Opinion
No. 3:04-CV-2432-H.
November 17, 2004
FINDINGS, CONCLUSIONS AND RECOMMENDATION OF THE UNITED STATES MAGISTRATE JUDGE
Pursuant to the provisions of 28 U.S.C. § 636(b), implemented by an Order of the Court, this case has been referred to the United States Magistrate Judge. The findings, conclusions and recommendation of the Magistrate Judge are as follows:
FINDINGS AND CONCLUSIONS :
Type Case : This is a petition for habeas corpus relief brought pursuant to 28 U.S.C. § 2254.
Parties : Petitioner is a state prisoner, currently incarcerated in the Texas Department of Criminal Justice — Correctional Institutions Division ("TDCJ-CID"). Respondent is Douglas Dretke, Director of the TDCJ-CID.
Statement of the Case : Petitioner was sentenced to 35 years in prison for possession with intent to deliver cocaine. His conviction and sentence were affirmed on direct appeal and state collateral review. Traylor v. State, 855 S.W.2d 25 (Tex.App. — El Paso 1993, no pet.); Ex parte Traylor, No. 45,333-05 (Tex. Crim App. Feb. 5, 2003).
Petitioner has also filed two previous federal petitions for writ of habeas corpus. His first federal petition was denied on the merits. Traylor v. Cockrell, No. 3:03-CV-421-G (N.D. Tex. Sept. 12, 2003). His second petition was dismissed as successive. Traylor v. Dretke, No. 3:04-CV-1315-D (N.D. Tex. July 12, 2004).
Petitioner now seeks federal habeas relief for a third time. He argues: (1) he is actually innocent; (2) he received ineffective assistance of counsel; (3) the state knowingly presented false testimony; (4) the police falsified evidence; (5) the police lacked probable cause to arrest him; (6) his conviction violates double jeopardy; (7) the evidence was insufficient to convict him; and (8) the indictment was invalid.
Discussion:
Under the Antiterrorism and Effective Death Penalty Act of 1996 ("AEDPA"), Pub.L. 104-132, 110 Stat. 1217, there are limited circumstances under which a state prisoner may file a second or successive application for habeas relief in federal court. An application is second or successive when it: (1) raises a claim challenging the petitioner's conviction or sentence that was or could have been raised in an earlier petition; or (2) otherwise constitutes an abuse of the writ. United States v. Orozco-Ramirez, 211 F.3d 862, 867 (5th Cir. 2000). The Court finds Petitioner either raised or could have raised each of his claims in his previous federal petitions. The petition is therefore successive within the meaning of 28 U.S.C. § 2244(b).

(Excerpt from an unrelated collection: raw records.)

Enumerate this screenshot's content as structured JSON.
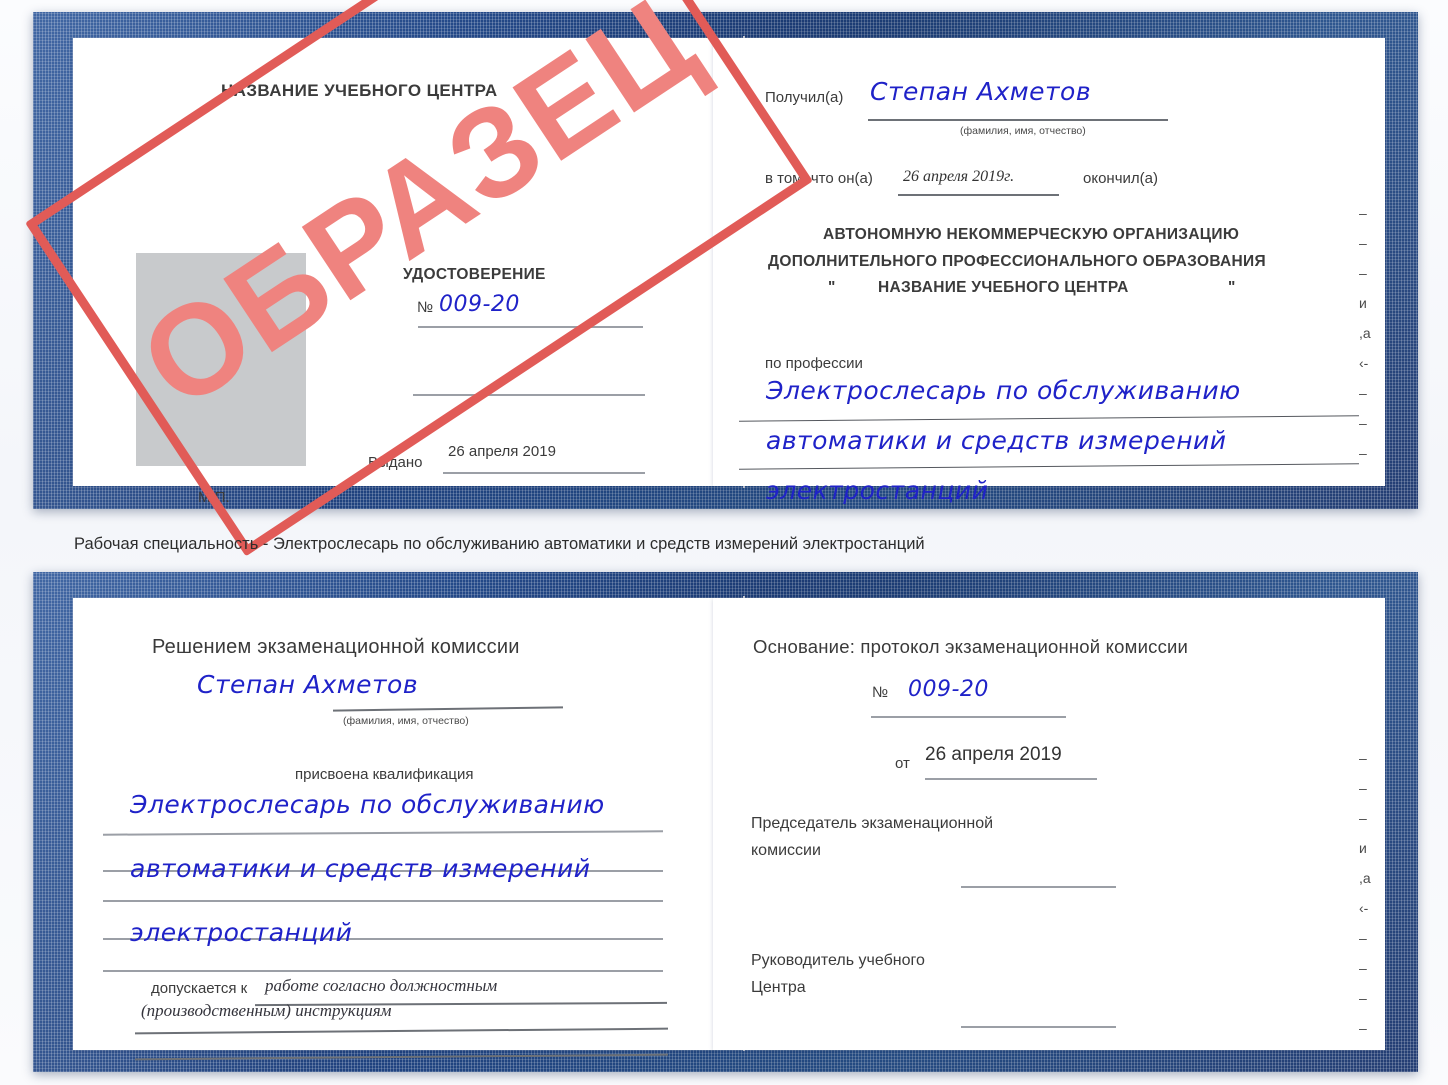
{
  "document": {
    "type": "Удостоверение",
    "watermark": "ОБРАЗЕЦ",
    "accent_blue": "#224a8c",
    "handwriting_blue": "#1f22c8",
    "stamp_red": "#e15b57"
  },
  "caption": {
    "text": "Рабочая специальность - Электрослесарь по обслуживанию автоматики и средств измерений электростанций"
  },
  "certificate_top": {
    "left_page": {
      "center_title": "НАЗВАНИЕ УЧЕБНОГО ЦЕНТРА",
      "doc_type": "УДОСТОВЕРЕНИЕ",
      "number_label": "№",
      "number_value": "009-20",
      "issued_label": "Выдано",
      "issued_value": "26 апреля 2019",
      "seal_label": "М.П.",
      "photo_placeholder": "photo-box"
    },
    "right_page": {
      "received_label": "Получил(а)",
      "received_value": "Степан Ахметов",
      "received_hint": "(фамилия, имя, отчество)",
      "in_that_label": "в том, что он(а)",
      "in_that_value": "26 апреля 2019г.",
      "finished_label": "окончил(а)",
      "org_line1": "АВТОНОМНУЮ НЕКОММЕРЧЕСКУЮ ОРГАНИЗАЦИЮ",
      "org_line2": "ДОПОЛНИТЕЛЬНОГО ПРОФЕССИОНАЛЬНОГО ОБРАЗОВАНИЯ",
      "org_quote_open": "\"",
      "org_line3": "НАЗВАНИЕ УЧЕБНОГО ЦЕНТРА",
      "org_quote_close": "\"",
      "profession_label": "по профессии",
      "profession_line1": "Электрослесарь по обслуживанию",
      "profession_line2": "автоматики и средств измерений",
      "profession_line3": "электростанций",
      "edge_bleed": [
        "–",
        "–",
        "–",
        "и",
        ",а",
        "‹-",
        "–",
        "–",
        "–"
      ]
    }
  },
  "certificate_bottom": {
    "left_page": {
      "title": "Решением экзаменационной комиссии",
      "name_value": "Степан Ахметов",
      "name_hint": "(фамилия, имя, отчество)",
      "qualification_label": "присвоена квалификация",
      "qualification_line1": "Электрослесарь по обслуживанию",
      "qualification_line2": "автоматики и средств измерений",
      "qualification_line3": "электростанций",
      "admitted_label": "допускается к",
      "admitted_value_line1": "работе согласно должностным",
      "admitted_value_line2": "(производственным) инструкциям"
    },
    "right_page": {
      "basis_label": "Основание: протокол экзаменационной комиссии",
      "number_label": "№",
      "number_value": "009-20",
      "date_label": "от",
      "date_value": "26 апреля 2019",
      "chairman_line1": "Председатель экзаменационной",
      "chairman_line2": "комиссии",
      "head_line1": "Руководитель учебного",
      "head_line2": "Центра",
      "edge_bleed": [
        "–",
        "–",
        "–",
        "и",
        ",а",
        "‹-",
        "–",
        "–",
        "–",
        "–"
      ]
    }
  }
}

When a petition is second or successive, the petitioner must seek an order from the Fifth Circuit authorizing this Court to consider the petition. See 28 U.S.C. 2244(b)(3)(A). The Fifth Circuit may authorize the filing of a second or successive application only if it determines that the application makes a prima facie showing that the application satisfies the requirements of 2244(b). To present a claim in a second or successive application, the petitioner must show the application is based on: (1) newly discovered evidence that, if proven and viewed in light of the evidence as a whole, would be sufficient to establish by clear and convincing evidence that no reasonable fact finder would have found him guilty of the offense; or (2) a new rule of constitutional law, made retroactive to cases on collateral review by the Supreme Court. See 28 U.S.C. § 2244(b)(2). Before Petitioner files his application in this Court, a three-judge panel of the Fifth Circuit must determine whether the application makes the requisite prima facie showing. See 28 U.S.C. § 2244(b)(3)(A) and (B).

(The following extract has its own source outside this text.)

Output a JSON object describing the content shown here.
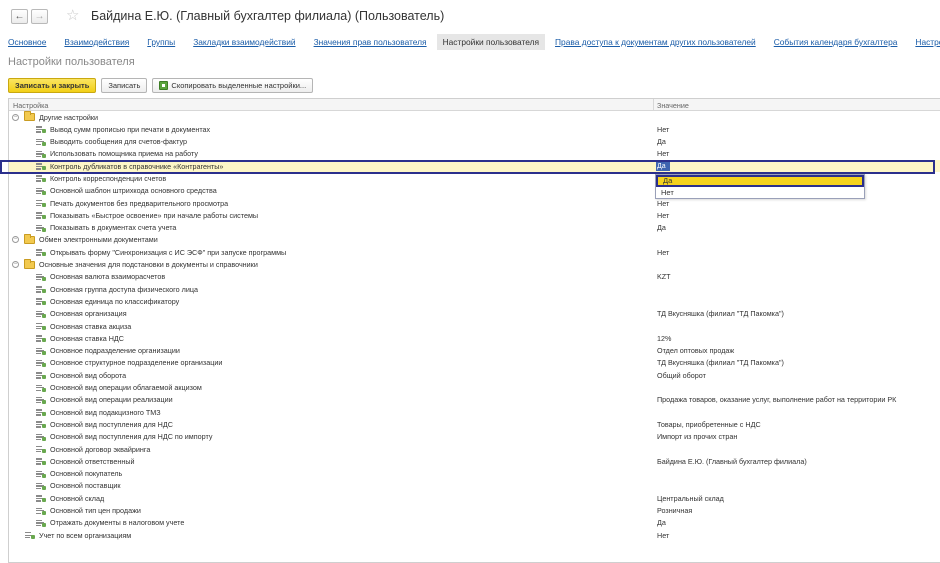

The Fifth Circuit has not issued an order authorizing the district court to consider this successive application for habeas relief. Petitioner must obtain such an order before this case is filed.
RECOMMENDATION:
For the foregoing reasons, the undersigned Magistrate Judge hereby recommends that the petition be dismissed as successive pursuant to 28 U.S.C. § 2244(b).